Fastenal Company (NASDAQ: FAST), a company that sells supplies to the construction industry and whose colleagues include W.W. Grainger (NYSE: GWW) and MSC Industrial Direct Co. (NYSE: MSM), didn't do so well in its third quarter. According to Reuters, per-share profit missed expectations by a penny, coming in at 32 cents. Net sales, however, met expectations at $489 million.
A comparison of this year's data to last year's results also indicates a rather tepid performance. Fastenal earned 49 cents per share in the year-ago period according to the actual press release. In addition, the current quarter's top line saw a decline of well over 20%. The economy is limiting Fastenal's ability to grow, no question about that.
Even so, management definitely made sure to highlight the company's performance in terms of cash flow. It's true: the cash-flow statement may in fact calm shareholders a little. Net cash from operating activities increased over 40% for the nine-month period. And there was a nice jump in free cash flow, too.
Still, when you look at the section devoted to sales growth for stores open two years or more, your investor heart tends to sink. There are a lot of double-digit declines contained in the text, and they reiterate the idea that Fastenal is a business that is very sensitive to recessionary times.
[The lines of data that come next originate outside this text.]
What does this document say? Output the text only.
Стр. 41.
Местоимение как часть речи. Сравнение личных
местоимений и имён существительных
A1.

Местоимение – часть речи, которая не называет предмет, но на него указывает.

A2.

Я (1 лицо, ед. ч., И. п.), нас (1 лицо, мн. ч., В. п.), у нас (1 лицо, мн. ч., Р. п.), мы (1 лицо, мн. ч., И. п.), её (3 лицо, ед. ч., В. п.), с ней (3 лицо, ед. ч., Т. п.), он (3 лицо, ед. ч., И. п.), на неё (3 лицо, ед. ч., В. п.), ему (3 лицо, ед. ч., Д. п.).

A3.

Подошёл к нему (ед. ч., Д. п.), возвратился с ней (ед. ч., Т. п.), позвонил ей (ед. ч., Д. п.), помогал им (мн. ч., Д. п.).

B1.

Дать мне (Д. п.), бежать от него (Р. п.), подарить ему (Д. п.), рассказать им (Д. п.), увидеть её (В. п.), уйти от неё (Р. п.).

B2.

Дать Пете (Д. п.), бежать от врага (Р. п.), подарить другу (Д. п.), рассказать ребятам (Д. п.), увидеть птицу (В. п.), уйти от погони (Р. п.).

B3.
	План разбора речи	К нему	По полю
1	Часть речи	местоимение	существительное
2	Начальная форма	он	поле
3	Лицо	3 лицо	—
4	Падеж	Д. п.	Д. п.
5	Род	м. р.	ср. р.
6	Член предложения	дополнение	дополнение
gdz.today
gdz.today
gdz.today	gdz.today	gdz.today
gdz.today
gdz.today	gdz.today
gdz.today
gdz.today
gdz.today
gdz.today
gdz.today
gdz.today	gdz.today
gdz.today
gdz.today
Is the worst behind Fastenal? Hard to say, but it looks like the worst may be behind the actual shares of the company. Fastenal the stock has bounced far away from its 52-week low. It's edging closer and closer to the 52-week high, although it still has a few bucks to go on that count. I bet those few bucks will be difficult to achieve. A correction could be coming. If that happens, then I wouldn't want to be in Fastenal. For now, I am cautious at best on the investment potential attached to this equity.
Disclosure: I don't own any company mentioned; positions can change without notice.